The success and stumbles of IndiGo and Vodafone offer lessons on regulation and its enforcement
Unlike Charles Dickens’ fabled expression, it isn’t the best or worst of times for us in India; we have seen better and we have seen worse. Inspired, however, by the title of the celebrated work from which these lines are taken, I am going to tell a tale—not of two cities, but of two disruptions, both of which arrived on India’s scene with a bang, promising the consumer escape from mediocrity and even delivering on that promise for a while.This is a tale of IndiGo in aviation and Vodafone in telecom. Both injected competition into sectors long accustomed to limited choice and uneven service.
For a brief period, they expanded our access, brought prices down and forced sluggish incumbents to respond. And then, as so often happens in India, the novelty wore off. The firms grew large, the market structure shifted and, most importantly, policy became the whipping boy for all that went wrong.

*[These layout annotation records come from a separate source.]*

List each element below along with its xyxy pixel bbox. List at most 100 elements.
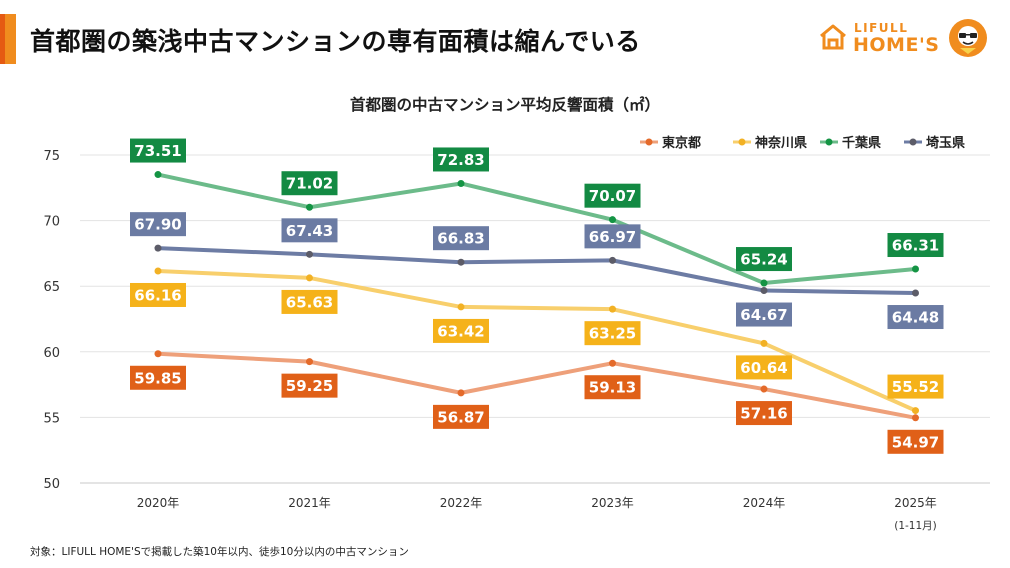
data-label-box bbox=[130, 212, 186, 237]
data-label-box bbox=[584, 183, 641, 208]
data-label-text: 54.97 bbox=[892, 433, 939, 451]
legend-item: 東京都 bbox=[640, 135, 701, 151]
data-label-text: 66.16 bbox=[134, 286, 181, 304]
data-label-text: 72.83 bbox=[437, 151, 484, 169]
data-label-text: 73.51 bbox=[134, 142, 181, 160]
data-label: 66.83 bbox=[433, 226, 489, 251]
data-label: 64.48 bbox=[887, 305, 944, 330]
data-label-text: 66.31 bbox=[892, 237, 939, 255]
data-label-text: 65.63 bbox=[286, 293, 333, 311]
data-label: 63.42 bbox=[433, 318, 489, 343]
legend-marker bbox=[909, 138, 917, 146]
data-label-text: 64.48 bbox=[892, 309, 939, 327]
data-label: 56.87 bbox=[433, 404, 489, 429]
x-tick-label: 2021年 bbox=[288, 496, 331, 510]
data-label-text: 56.87 bbox=[437, 408, 484, 426]
data-label: 55.52 bbox=[887, 374, 944, 399]
data-label-text: 70.07 bbox=[589, 187, 636, 205]
title-accent-bar bbox=[0, 14, 16, 64]
series-line bbox=[156, 351, 918, 420]
legend-item: 千葉県 bbox=[820, 135, 881, 151]
data-label: 70.07 bbox=[584, 183, 641, 208]
x-tick-label: 2020年 bbox=[137, 496, 180, 510]
data-label-box bbox=[433, 318, 489, 343]
data-point bbox=[760, 385, 768, 393]
legend-label: 東京都 bbox=[662, 135, 701, 151]
axes: 50 55 60 65 70 75 2020年 2021年 2022年 2023年 2024年 202… bbox=[43, 149, 936, 532]
y-tick-label: 65 bbox=[43, 280, 60, 295]
data-label-box bbox=[584, 375, 641, 400]
data-point bbox=[457, 258, 465, 266]
data-label-text: 55.52 bbox=[892, 378, 939, 396]
data-label: 59.13 bbox=[584, 375, 641, 400]
data-point bbox=[912, 289, 919, 297]
data-point bbox=[457, 303, 465, 311]
legend-label: 千葉県 bbox=[842, 135, 881, 151]
data-label-text: 64.67 bbox=[740, 306, 787, 324]
series-line bbox=[156, 268, 918, 413]
data-label-box bbox=[887, 429, 944, 454]
x-tick-label: 2023年 bbox=[591, 496, 634, 510]
data-label: 60.64 bbox=[736, 355, 792, 380]
data-label: 59.85 bbox=[130, 365, 186, 390]
data-point bbox=[306, 274, 313, 282]
data-label-box bbox=[887, 374, 944, 399]
data-label: 66.16 bbox=[130, 282, 186, 307]
data-label: 65.24 bbox=[736, 247, 792, 272]
data-point bbox=[609, 256, 616, 264]
legend-marker bbox=[645, 138, 653, 146]
y-tick-label: 55 bbox=[43, 411, 60, 426]
data-label: 59.25 bbox=[281, 373, 338, 398]
data-label: 66.97 bbox=[584, 224, 641, 249]
data-point bbox=[912, 407, 919, 415]
mascot-icon bbox=[949, 19, 987, 57]
data-label-text: 59.85 bbox=[134, 369, 181, 387]
data-label-box bbox=[433, 404, 489, 429]
data-labels: 59.85 59.25 56.87 59.13 57.16 54.97 66.16 65.63… bbox=[130, 138, 944, 454]
x-tick-sublabel: (1-11月) bbox=[894, 520, 937, 532]
data-label: 67.90 bbox=[130, 212, 186, 237]
series-2 bbox=[154, 171, 919, 287]
data-label: 71.02 bbox=[281, 171, 338, 196]
data-point bbox=[760, 339, 768, 347]
data-label-box bbox=[433, 226, 489, 251]
data-label-box bbox=[887, 233, 944, 258]
series-line bbox=[156, 172, 918, 286]
data-label-box bbox=[736, 355, 792, 380]
data-point bbox=[609, 305, 616, 313]
lifull-homes-logo: LIFULL HOME'S bbox=[818, 18, 996, 62]
data-label: 65.63 bbox=[281, 289, 338, 314]
series-0 bbox=[154, 350, 919, 422]
legend-label: 埼玉県 bbox=[926, 135, 965, 151]
data-label-box bbox=[130, 365, 186, 390]
legend: 東京都 神奈川県 千葉県 埼玉県 bbox=[640, 135, 965, 151]
x-tick-label: 2025年 bbox=[894, 496, 937, 510]
y-tick-label: 75 bbox=[43, 149, 60, 164]
data-label-text: 67.43 bbox=[286, 222, 333, 240]
data-label: 66.31 bbox=[887, 233, 944, 258]
data-label: 73.51 bbox=[130, 138, 186, 163]
data-point bbox=[912, 265, 919, 273]
data-label-box bbox=[736, 302, 792, 327]
data-label-text: 57.16 bbox=[740, 405, 787, 423]
data-label-box bbox=[584, 224, 641, 249]
data-label: 54.97 bbox=[887, 429, 944, 454]
chart-title: 首都圏の中古マンション平均反響面積（㎡） bbox=[350, 95, 660, 114]
data-point bbox=[457, 179, 465, 187]
data-label-box bbox=[130, 138, 186, 163]
footnote: 対象：LIFULL HOME'Sで掲載した築10年以内、徒歩10分以内の中古マン… bbox=[30, 546, 409, 558]
logo-big-text: HOME'S bbox=[853, 34, 940, 56]
data-label-text: 66.97 bbox=[589, 228, 636, 246]
house-icon bbox=[820, 24, 846, 50]
data-point bbox=[154, 171, 162, 179]
data-label-box bbox=[281, 373, 338, 398]
data-label-box bbox=[281, 171, 338, 196]
data-label-text: 65.24 bbox=[740, 251, 787, 269]
data-point bbox=[154, 350, 162, 358]
data-label-text: 63.25 bbox=[589, 325, 636, 343]
data-label: 72.83 bbox=[433, 147, 489, 172]
data-label-text: 60.64 bbox=[740, 359, 787, 377]
data-point bbox=[154, 244, 162, 252]
data-label-text: 71.02 bbox=[286, 175, 333, 193]
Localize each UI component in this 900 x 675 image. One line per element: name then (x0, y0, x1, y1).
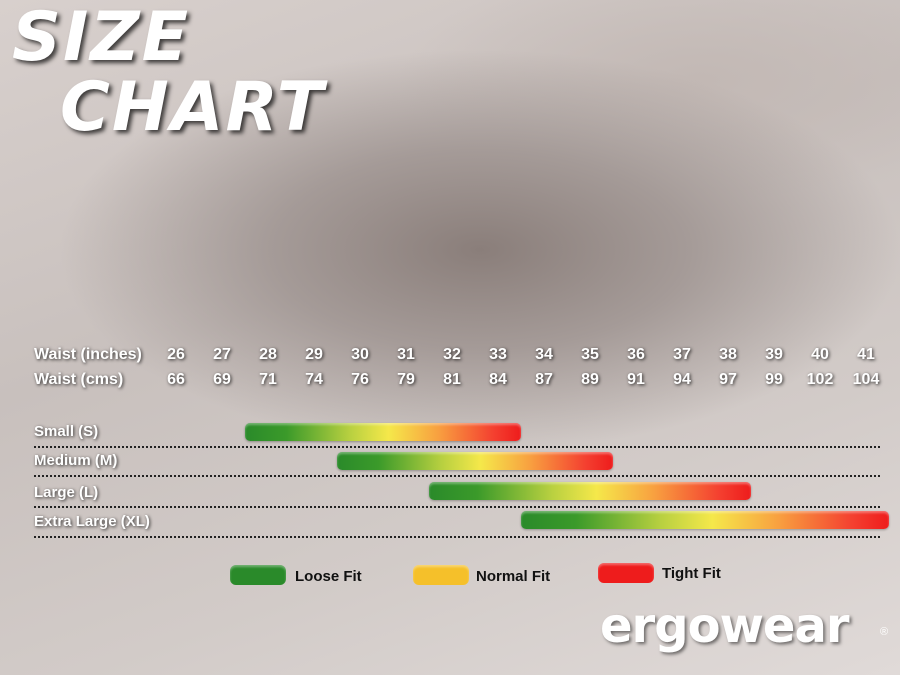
cm-value: 99 (765, 371, 783, 388)
cm-value: 81 (443, 371, 461, 388)
divider (34, 475, 880, 477)
inch-value: 39 (765, 346, 783, 363)
size-label-medium: Medium (M) (34, 452, 118, 469)
inch-value: 28 (259, 346, 277, 363)
legend-loose-fit: Loose Fit (295, 568, 362, 585)
inch-value: 29 (305, 346, 323, 363)
cm-value: 91 (627, 371, 645, 388)
fit-range-bar-small (245, 423, 521, 441)
inch-value: 30 (351, 346, 369, 363)
inch-value: 35 (581, 346, 599, 363)
legend-swatch-tight (598, 563, 654, 583)
divider (34, 446, 880, 448)
size-label-xl: Extra Large (XL) (34, 513, 150, 530)
inch-value: 31 (397, 346, 415, 363)
cm-value: 74 (305, 371, 323, 388)
divider (34, 536, 880, 538)
cm-value: 94 (673, 371, 691, 388)
inch-value: 34 (535, 346, 553, 363)
row-label-cms: Waist (cms) (34, 371, 124, 388)
title-chart: CHART (60, 68, 326, 147)
inch-value: 36 (627, 346, 645, 363)
inch-value: 32 (443, 346, 461, 363)
inch-value: 41 (857, 346, 875, 363)
row-label-inches: Waist (inches) (34, 346, 142, 363)
inch-value: 26 (167, 346, 185, 363)
inch-value: 37 (673, 346, 691, 363)
size-label-large: Large (L) (34, 484, 99, 501)
size-label-small: Small (S) (34, 423, 99, 440)
fit-range-bar-xl (521, 511, 889, 529)
cm-value: 76 (351, 371, 369, 388)
inch-value: 40 (811, 346, 829, 363)
cm-value: 104 (852, 371, 880, 388)
inch-value: 27 (213, 346, 231, 363)
cm-value: 89 (581, 371, 599, 388)
divider (34, 506, 880, 508)
fit-range-bar-large (429, 482, 751, 500)
cm-value: 71 (259, 371, 277, 388)
legend-normal-fit: Normal Fit (476, 568, 551, 585)
inch-value: 33 (489, 346, 507, 363)
cm-value: 66 (167, 371, 185, 388)
title-size: SIZE (12, 0, 191, 77)
ergowear-logo: ergowear (600, 598, 850, 654)
registered-mark: ® (880, 626, 889, 638)
inch-value: 38 (719, 346, 737, 363)
cm-value: 97 (719, 371, 737, 388)
legend-swatch-loose (230, 565, 286, 585)
cm-value: 102 (806, 371, 834, 388)
cm-value: 79 (397, 371, 415, 388)
fit-range-bar-medium (337, 452, 613, 470)
cm-value: 69 (213, 371, 231, 388)
legend-tight-fit: Tight Fit (662, 565, 721, 582)
cm-value: 87 (535, 371, 553, 388)
cm-value: 84 (489, 371, 507, 388)
legend-swatch-normal (413, 565, 469, 585)
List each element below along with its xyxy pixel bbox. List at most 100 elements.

IndiGo launched in 2006 as an efficient low-cost air carrier and forced a massive transformation; domestic passenger traffic grew from about 25 million in 2005-06 to over 152 million by 2024. Its obsessive focus on lowering the cost per available seat kilometre compared to full-service rival airlines contributed to a decline in real airfares. IndiGo’s market dominance in recent years has been staggering; today, it controls over 60% of India’s domestic market with a fleet of over 350 aircraft to support its high-frequency network of routes.Vodafone’s story began earlier.
Hutchison Max started operations in 1994 in what was then Bombay. When UK-based Vodafone acquired Hutch in 2007, Indian telecom tariffs were already among the lowest in the world. Vodafone’s innovations such as low-value prepaid packs drove prices steadily down.